Category: Publications

Author: Anthony K Mbonye, Sham Lal, Bonnie Cundill, Kristian Schultz Hansen, Sin Clarke and Pascal Magnussen

Published Date: 16 April 2013



Since drug shops play an important role in treatment of fever, introducing rapid diagnostic tests (RDTs) for malaria at drug shops may have the potential of targeting anti-malarial drugs to those with malaria parasites and improve rational drug use. As part of a cluster randomized trial to examine impact on appropriate treatment of malaria in drug shops in Uganda and adherence to current malaria treatment policy guidelines, a survey was conducted to estimate baseline prevalence of, and factors associated with, appropriate treatment of malaria to enable effective design and implementation of the cluster randomized trial.

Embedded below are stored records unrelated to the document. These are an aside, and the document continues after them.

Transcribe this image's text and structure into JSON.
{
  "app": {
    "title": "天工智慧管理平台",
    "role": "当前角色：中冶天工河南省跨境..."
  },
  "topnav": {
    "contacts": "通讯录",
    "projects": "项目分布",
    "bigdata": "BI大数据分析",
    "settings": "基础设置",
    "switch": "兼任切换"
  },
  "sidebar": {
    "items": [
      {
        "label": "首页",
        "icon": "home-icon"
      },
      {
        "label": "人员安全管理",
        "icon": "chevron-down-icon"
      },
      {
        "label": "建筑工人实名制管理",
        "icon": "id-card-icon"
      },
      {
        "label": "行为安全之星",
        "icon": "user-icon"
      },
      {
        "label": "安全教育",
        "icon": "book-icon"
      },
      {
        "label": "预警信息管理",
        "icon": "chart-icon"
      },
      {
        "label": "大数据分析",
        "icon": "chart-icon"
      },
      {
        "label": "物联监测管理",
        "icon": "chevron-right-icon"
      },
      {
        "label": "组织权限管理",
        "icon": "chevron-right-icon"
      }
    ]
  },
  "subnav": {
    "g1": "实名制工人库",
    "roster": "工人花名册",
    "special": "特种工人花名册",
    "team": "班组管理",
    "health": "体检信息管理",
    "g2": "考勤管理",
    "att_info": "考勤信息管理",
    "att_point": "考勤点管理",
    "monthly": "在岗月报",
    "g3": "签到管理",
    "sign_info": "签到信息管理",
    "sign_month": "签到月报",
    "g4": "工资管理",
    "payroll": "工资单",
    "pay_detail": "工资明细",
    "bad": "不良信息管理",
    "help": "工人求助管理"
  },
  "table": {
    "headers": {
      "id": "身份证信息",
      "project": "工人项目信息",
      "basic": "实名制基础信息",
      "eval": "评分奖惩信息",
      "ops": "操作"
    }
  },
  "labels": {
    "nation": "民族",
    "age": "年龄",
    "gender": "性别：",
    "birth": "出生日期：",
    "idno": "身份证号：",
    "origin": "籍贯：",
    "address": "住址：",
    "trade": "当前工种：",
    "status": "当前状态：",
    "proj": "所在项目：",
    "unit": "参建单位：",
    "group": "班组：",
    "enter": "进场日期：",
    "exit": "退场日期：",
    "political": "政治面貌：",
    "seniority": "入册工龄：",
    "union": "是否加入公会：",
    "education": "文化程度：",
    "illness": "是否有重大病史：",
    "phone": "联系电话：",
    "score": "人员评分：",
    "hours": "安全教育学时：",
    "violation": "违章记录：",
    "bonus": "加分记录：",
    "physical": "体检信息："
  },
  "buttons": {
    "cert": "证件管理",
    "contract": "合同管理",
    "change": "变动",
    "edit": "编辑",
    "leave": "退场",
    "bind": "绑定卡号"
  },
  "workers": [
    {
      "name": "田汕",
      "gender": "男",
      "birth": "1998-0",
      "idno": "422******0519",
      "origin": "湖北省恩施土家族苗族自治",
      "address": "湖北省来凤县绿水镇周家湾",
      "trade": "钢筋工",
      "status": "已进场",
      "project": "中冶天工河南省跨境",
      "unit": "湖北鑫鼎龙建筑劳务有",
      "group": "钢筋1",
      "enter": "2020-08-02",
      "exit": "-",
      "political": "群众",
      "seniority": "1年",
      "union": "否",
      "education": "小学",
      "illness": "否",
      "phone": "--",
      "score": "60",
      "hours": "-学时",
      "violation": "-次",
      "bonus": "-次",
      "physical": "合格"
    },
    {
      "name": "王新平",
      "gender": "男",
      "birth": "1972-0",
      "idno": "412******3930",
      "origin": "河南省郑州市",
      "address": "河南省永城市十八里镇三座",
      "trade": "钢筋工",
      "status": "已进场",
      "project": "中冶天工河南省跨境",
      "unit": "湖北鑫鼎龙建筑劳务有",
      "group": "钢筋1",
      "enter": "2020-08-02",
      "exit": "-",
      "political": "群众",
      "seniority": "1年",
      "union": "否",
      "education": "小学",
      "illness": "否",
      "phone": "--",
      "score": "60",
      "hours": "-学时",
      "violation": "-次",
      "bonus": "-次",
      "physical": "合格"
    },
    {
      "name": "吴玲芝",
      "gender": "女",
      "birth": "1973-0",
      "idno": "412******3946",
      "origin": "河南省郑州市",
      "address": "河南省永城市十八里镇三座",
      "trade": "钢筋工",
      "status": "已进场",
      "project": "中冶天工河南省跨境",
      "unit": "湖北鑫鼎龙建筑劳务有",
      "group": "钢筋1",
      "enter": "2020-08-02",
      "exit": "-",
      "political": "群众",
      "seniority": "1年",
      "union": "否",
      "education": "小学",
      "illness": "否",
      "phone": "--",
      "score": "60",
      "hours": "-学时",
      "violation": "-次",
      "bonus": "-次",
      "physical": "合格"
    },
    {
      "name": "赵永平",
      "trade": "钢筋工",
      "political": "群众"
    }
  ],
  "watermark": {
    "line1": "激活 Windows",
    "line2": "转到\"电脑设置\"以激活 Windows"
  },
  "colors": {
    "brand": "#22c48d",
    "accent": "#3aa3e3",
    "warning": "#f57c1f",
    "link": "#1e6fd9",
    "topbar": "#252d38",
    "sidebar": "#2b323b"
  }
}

A survey was conducted within 20 geographical clusters of drug shops from May to September 2010 in Mukono district, central Uganda. A cluster was defined as a parish representing a cluster of drug shops. Data was collected using two structured questionnaires: a provider questionnaire to capture data on drug shops (n=65) including provider characteristics, knowledge on treatment of malaria, previous training received, type of drugs stocked, reported drug sales, and record keeping practices; and a patient questionnaire to capture data from febrile patients (n=540) exiting drug shops on presenting symptoms, the consultation process, treatment received, and malaria diagnoses. Malaria diagnosis made by drug shop vendors were confirmed by the study team through microscopy examination of a blood slide to ascertain whether appropriate treatment was received.

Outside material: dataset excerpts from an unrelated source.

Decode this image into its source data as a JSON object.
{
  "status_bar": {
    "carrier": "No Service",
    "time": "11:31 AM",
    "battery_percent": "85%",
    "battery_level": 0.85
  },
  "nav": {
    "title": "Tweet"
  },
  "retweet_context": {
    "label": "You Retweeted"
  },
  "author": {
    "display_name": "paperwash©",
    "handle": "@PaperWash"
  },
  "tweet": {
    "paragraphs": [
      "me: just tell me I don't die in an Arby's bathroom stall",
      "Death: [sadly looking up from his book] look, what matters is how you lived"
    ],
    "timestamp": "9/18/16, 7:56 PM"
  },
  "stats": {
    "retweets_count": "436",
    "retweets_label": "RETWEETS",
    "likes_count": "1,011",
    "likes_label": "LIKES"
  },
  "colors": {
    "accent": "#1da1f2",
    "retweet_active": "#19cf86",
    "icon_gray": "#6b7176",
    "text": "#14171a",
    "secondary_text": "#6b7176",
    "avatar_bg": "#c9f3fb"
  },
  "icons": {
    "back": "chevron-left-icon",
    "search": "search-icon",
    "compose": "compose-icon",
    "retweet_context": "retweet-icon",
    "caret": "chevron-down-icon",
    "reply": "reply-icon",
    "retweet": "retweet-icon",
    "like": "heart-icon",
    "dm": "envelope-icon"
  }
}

Among febrile patients seen at drug shops, 35% had a positive RDT result and 27% had a positive blood slide. Many patients (55%) had previously sought care from another drug shop prior to this consultation. Three quarters (73%) of all febrile patients seen at drug shops received an anti-malarial, of whom 39% received an ACT and 33% received quinine. The rest received another non-artemisinin monotherapy. Only one third (32%) of patients with a positive blood slide had received treatment with Coartem® while 34% of those with a negative blood slide had not received an anti-malarial. Overall appropriate treatment was 34 (95% CI: 28 – 40) with substantial between-cluster variation, ranging from 1% to 55%. Conclusion In this setting, the proportion of malaria patients receiving appropriate ACT treatment at drug shops was low. This was due to the practice of presumptive treatment, inadequate training on malaria management and lack of knowledge that Coartem® was the recommended first-line treatment for malaria. There is urgent need for interventions to improve treatment of malaria at these outlets.